De la cinquantenaire paumée qui s'habille comme une ado bohème (ma grand-mère avait une amie comme ça, rachitique, déprimante, habillée chez Lulu Castagnette) et fantasme sur le fils d'un couple d'amis, au gras et gros buveur de bière qui s'est laissé aller et colle (forcément, il sue comme un bœuf) la précédente qu'il dégoûte, Tom et Gerri n'ont pas trop de leur force toonesque (recommencer après s'être pris une enclume sur la tête) et de leur tranquille bonheur (« il faut cultiver son jardin », même si c'est un lopin de terre à l'autre bout de la ville) pour repêcher leurs amis et ne pas couler avec eux.

Petit à petit, on découvre que leur sérénité de psychologue radieuse avec ses bajoues tombantes et de géologue aux yeux doux et brillants tient aussi à un nécessaire détachement ; sans leur tourner le dos, ils cessent de soutenir des amis qui n'essaient même plus de se soutenir eux-mêmes et se complaisent en parasites. « Mary, you have to understand one thing : it's my family ». Si la maison est toujours ouverte, c'est aussi pour pouvoir (s') en sortir. A bon entendeur, salut. Justement, la dernière scène fixe Mary tandis que les conversations s'estompent autour d'elle : ce n'est pas qu'on ne lui parle plus, c'est qu'elle n'a pas su entendre. Et là, il y a fort à parier qu'elle se sent de trop.

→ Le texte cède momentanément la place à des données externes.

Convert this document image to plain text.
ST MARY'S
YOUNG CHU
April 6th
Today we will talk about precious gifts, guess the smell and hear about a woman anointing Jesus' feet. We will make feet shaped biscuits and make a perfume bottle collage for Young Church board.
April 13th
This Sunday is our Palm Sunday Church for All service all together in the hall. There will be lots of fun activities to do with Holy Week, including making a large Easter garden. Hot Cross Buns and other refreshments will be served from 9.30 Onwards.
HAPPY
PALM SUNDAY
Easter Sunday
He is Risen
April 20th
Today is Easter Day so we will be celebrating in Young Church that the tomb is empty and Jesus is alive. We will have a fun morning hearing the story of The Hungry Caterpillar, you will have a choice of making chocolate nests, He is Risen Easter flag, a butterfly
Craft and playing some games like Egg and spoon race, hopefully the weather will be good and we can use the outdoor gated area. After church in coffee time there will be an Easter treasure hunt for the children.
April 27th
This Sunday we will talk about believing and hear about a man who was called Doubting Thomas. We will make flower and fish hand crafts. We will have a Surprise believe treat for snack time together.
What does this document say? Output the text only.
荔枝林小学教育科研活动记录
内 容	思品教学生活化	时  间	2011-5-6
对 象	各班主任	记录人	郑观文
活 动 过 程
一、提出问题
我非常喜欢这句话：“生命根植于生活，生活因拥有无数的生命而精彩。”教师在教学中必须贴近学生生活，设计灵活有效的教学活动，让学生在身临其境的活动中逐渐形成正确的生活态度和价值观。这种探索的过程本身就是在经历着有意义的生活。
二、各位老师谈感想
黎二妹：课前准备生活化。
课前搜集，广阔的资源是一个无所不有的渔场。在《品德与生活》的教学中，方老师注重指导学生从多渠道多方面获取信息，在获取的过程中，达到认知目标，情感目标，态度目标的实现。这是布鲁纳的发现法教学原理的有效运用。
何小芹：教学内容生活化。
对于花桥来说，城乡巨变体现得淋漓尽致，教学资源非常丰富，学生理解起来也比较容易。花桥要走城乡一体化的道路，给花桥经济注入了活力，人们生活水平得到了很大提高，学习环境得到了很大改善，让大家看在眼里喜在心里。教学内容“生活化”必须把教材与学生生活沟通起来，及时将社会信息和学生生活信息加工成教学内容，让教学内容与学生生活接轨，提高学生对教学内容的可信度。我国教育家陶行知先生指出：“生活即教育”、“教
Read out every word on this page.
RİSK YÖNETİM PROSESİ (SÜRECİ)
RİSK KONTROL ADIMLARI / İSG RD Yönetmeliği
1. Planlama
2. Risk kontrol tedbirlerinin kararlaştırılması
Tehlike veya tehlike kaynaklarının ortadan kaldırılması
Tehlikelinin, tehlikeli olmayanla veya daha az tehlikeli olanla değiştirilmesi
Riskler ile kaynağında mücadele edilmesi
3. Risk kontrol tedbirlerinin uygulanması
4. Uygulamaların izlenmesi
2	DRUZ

Une autre année s'est accumulée au passé pour Tom et Gerri ; et avec elle, quelques kilos et indélicatesses de trop. Dans ces temps qui précèdent la mort et la côtoient, on ne veut plus s'encombrer et le spectateur qui l'a compris en une ou deux saisons (le découpage « naturel » est à la mode) craint que l'automne et l'hiver ne soient un peu long ; il est trop tard pour ceux qui n'ont pas appris à vivre, trop tard pour accepter de vieillir. Bons vivants et good-cookers, Tom et Gerri empêchent le spectateur de déprimer avec les dépressifs et incarnent une vieillesse que ne hante pas le dépérissement – radieuse avec des bajoues, je vous disais de Gerri, plus hamster que souris.

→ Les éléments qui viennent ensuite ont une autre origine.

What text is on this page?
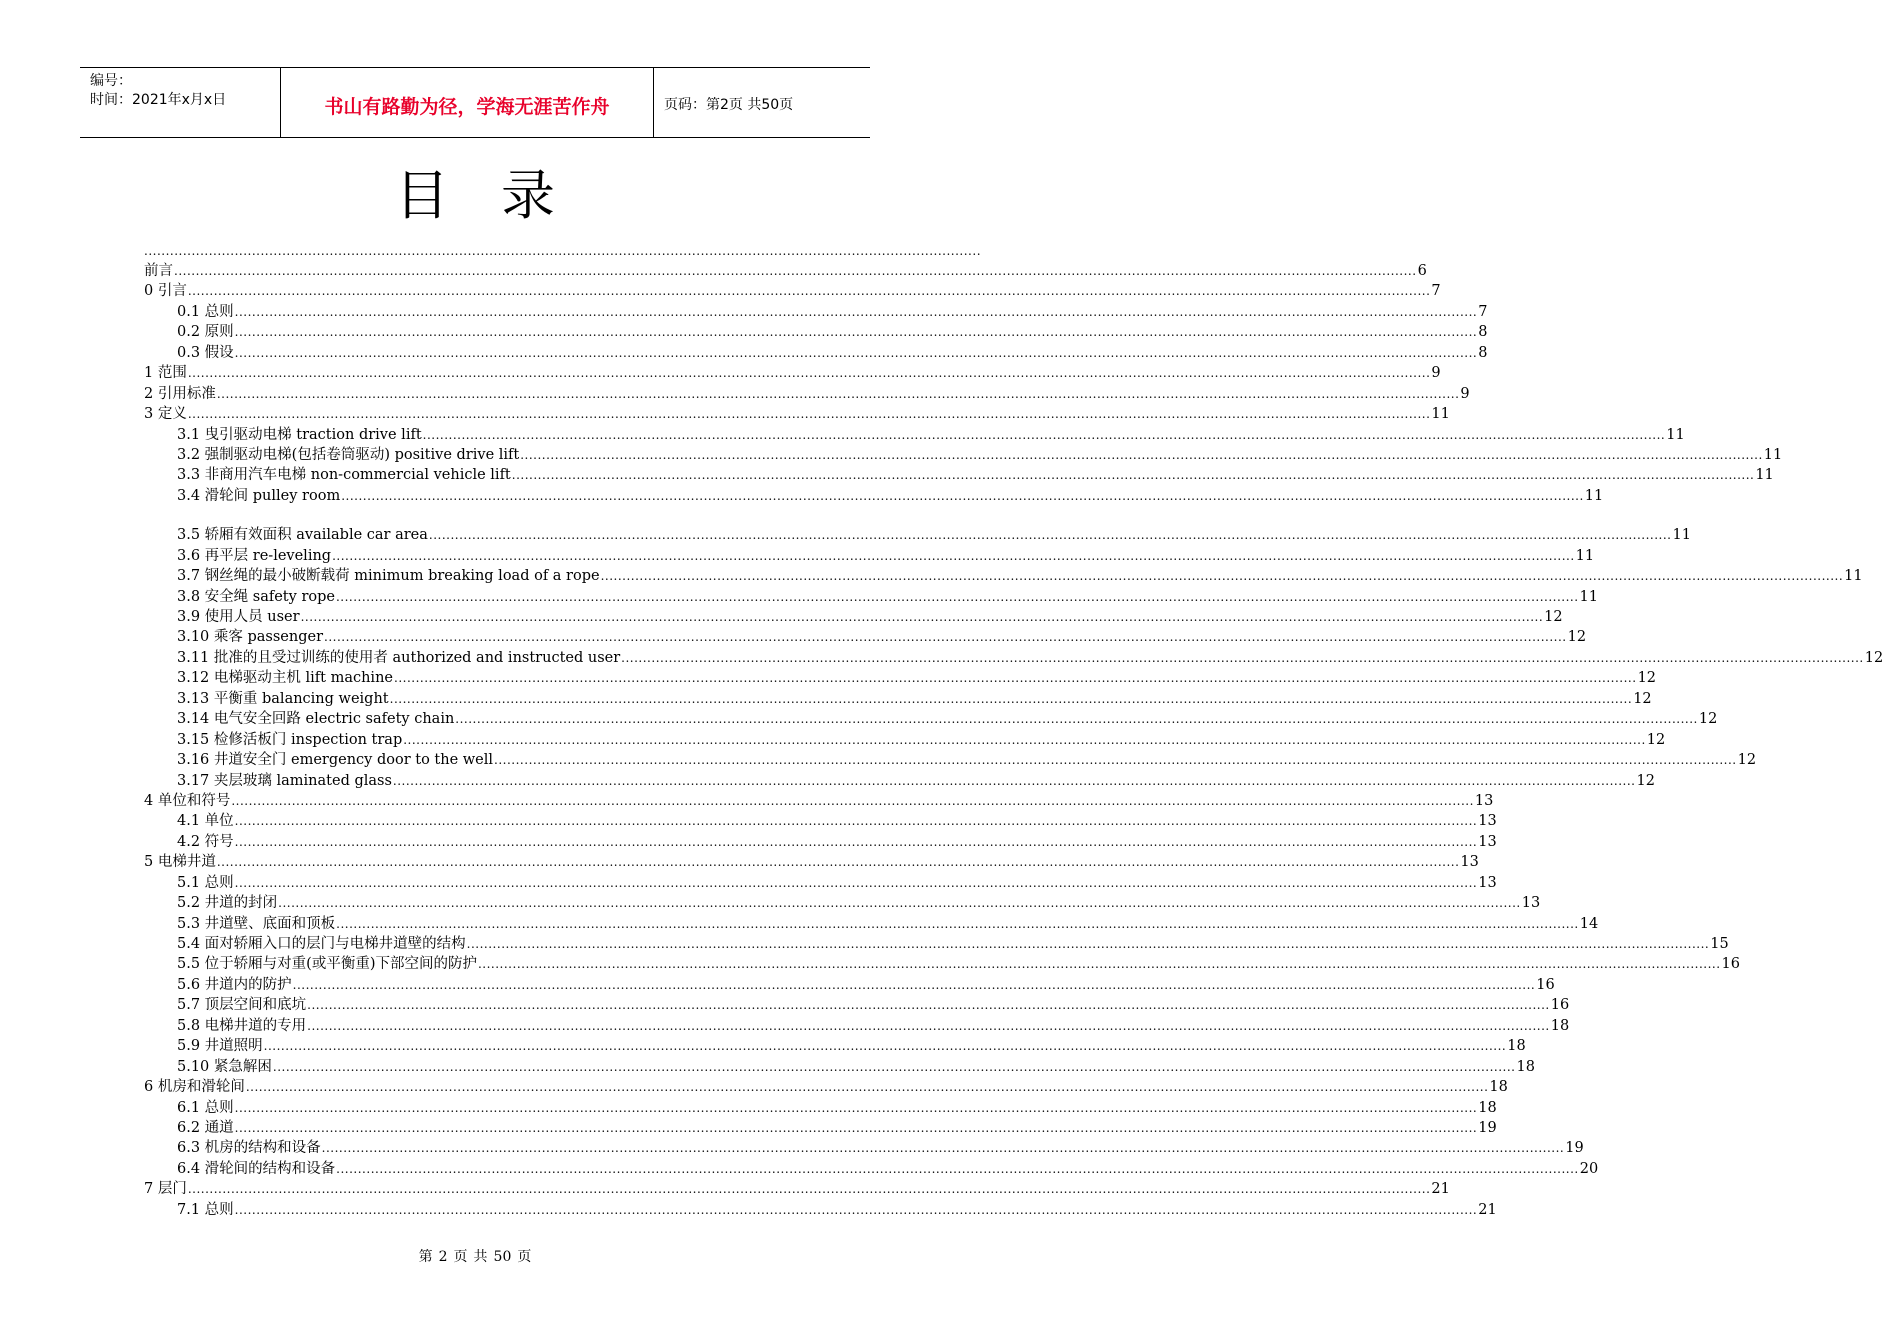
编号：
时间：2021年x月x日	书山有路勤为径，学海无涯苦作舟	页码：第2页 共50页
目录
..................................................................................................................................................................................................
前言 .....	6
0 引言 .....	7
0.1 总则 .....	7
0.2 原则 .....	8
0.3 假设 .....	8
1 范围 .....	9
2 引用标准 .....	9
3 定义 .....	11
3.1 曳引驱动电梯 traction drive lift .....	11
3.2 强制驱动电梯(包括卷筒驱动) positive drive lift .....	11
3.3 非商用汽车电梯 non-commercial vehicle lift .....	11
3.4 滑轮间 pulley room .....	11
3.5 轿厢有效面积 available car area .....	11
3.6 再平层 re-leveling .....	11
3.7 钢丝绳的最小破断载荷 minimum breaking load of a rope .....	11
3.8 安全绳 safety rope .....	11
3.9 使用人员 user .....	12
3.10 乘客 passenger .....	12
3.11 批准的且受过训练的使用者 authorized and instructed user .....	12
3.12 电梯驱动主机 lift machine .....	12
3.13 平衡重 balancing weight .....	12
3.14 电气安全回路 electric safety chain .....	12
3.15 检修活板门 inspection trap .....	12
3.16 井道安全门 emergency door to the well .....	12
3.17 夹层玻璃 laminated glass .....	12
4 单位和符号 .....	13
4.1 单位 .....	13
4.2 符号 .....	13
5 电梯井道 .....	13
5.1 总则 .....	13
5.2 井道的封闭 .....	13
5.3 井道壁、底面和顶板 .....	14
5.4 面对轿厢入口的层门与电梯井道壁的结构 .....	15
5.5 位于轿厢与对重(或平衡重)下部空间的防护 .....	16
5.6 井道内的防护 .....	16
5.7 顶层空间和底坑 .....	16
5.8 电梯井道的专用 .....	18
5.9 井道照明 .....	18
5.10 紧急解困 .....	18
6 机房和滑轮间 .....	18
6.1 总则 .....	18
6.2 通道 .....	19
6.3 机房的结构和设备 .....	19
6.4 滑轮间的结构和设备 .....	20
7 层门 .....	21
7.1 总则 .....	21
第 2 页 共 50 页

Bien qu'ils n'aient pas de but ou peut-être précisément parce qu'ils n'en ont plus, ils n'errent pas ; n'avancent pas non plus mais (raison d'une certaine pesanteur, certes jamais lourde) résistent à la régression, dans leur forteresse du bonheur domestique/é. Même si leur vie est un peu en sous-régime intellectuel à mon goût, il ne faut pas chercher la décrépitude chez eux ; à la limite, ce serait plutôt l'immaturité chez les jeunes, d'ailleurs peu nombreux et pas si jeunes (aucun enfant n'est à déplorer). Le renversement qui rend les jeunes minoritaires a quelque chose de réconfortant dans notre société de jeunisme (passée la surprise du décalage : dans le Sud hors vacances scolaires, à ne voir que des têtes grises, on se croirait à la matinée des Guermantes).

Long, mais bon (...)

15 janvier 2011

Goûter un concert(o)

 

Maki.

La faute à Billy Budd : le concerto pour violon en ré majeur de Benjamin Britten m'est apparu sous un jour aquatique. Rassurez-vous, cela n'a rien assourdi, ni les percussions ni les archets, bien au contraire, et les chuintements ténus du violon de Janine Jansen, visiblement dans son élément (avec sa robe d'écume noire), se sont bien propagés ; j'étais dedans !

 

Sabayon.

L'Italie de Berlioz ou d'Harold, je ne sais, m'a parue quelque peu académique. C'est pendant que l'altiste soliste, planté bien droit, convoquait montagnes, ruines ensoleillées et autres paysages, que j'ai pensé à une métaphore culinaire pour exprimer ce que j'appelle d'ordinaire de la musique au partitif. Vous reprendrez bien de la musique ? C'est très lié et sans grande saveur : de la crème anglaise. Je trouvais que cela allait parfaitement pour une Italie importée d’Écosse jusqu'à ce que le deuxième mouvement vienne me tirer de mes considérations. La « Marche des pèlerins chantant la prière du soir » a cette beauté bouleversante du liturgique observé de loin, uniquement sous un jour esthétique. La nuit et la lueur jaune-orangée des vitraux d'une église. Une lanterne d'Aloysius Bertrand, peut-être. Un secret dont on aurait perdu le sens et qu'il faudrait répéter pour ne pas l'enfouir et permettre à quelqu'un, un jour, de le découvrir.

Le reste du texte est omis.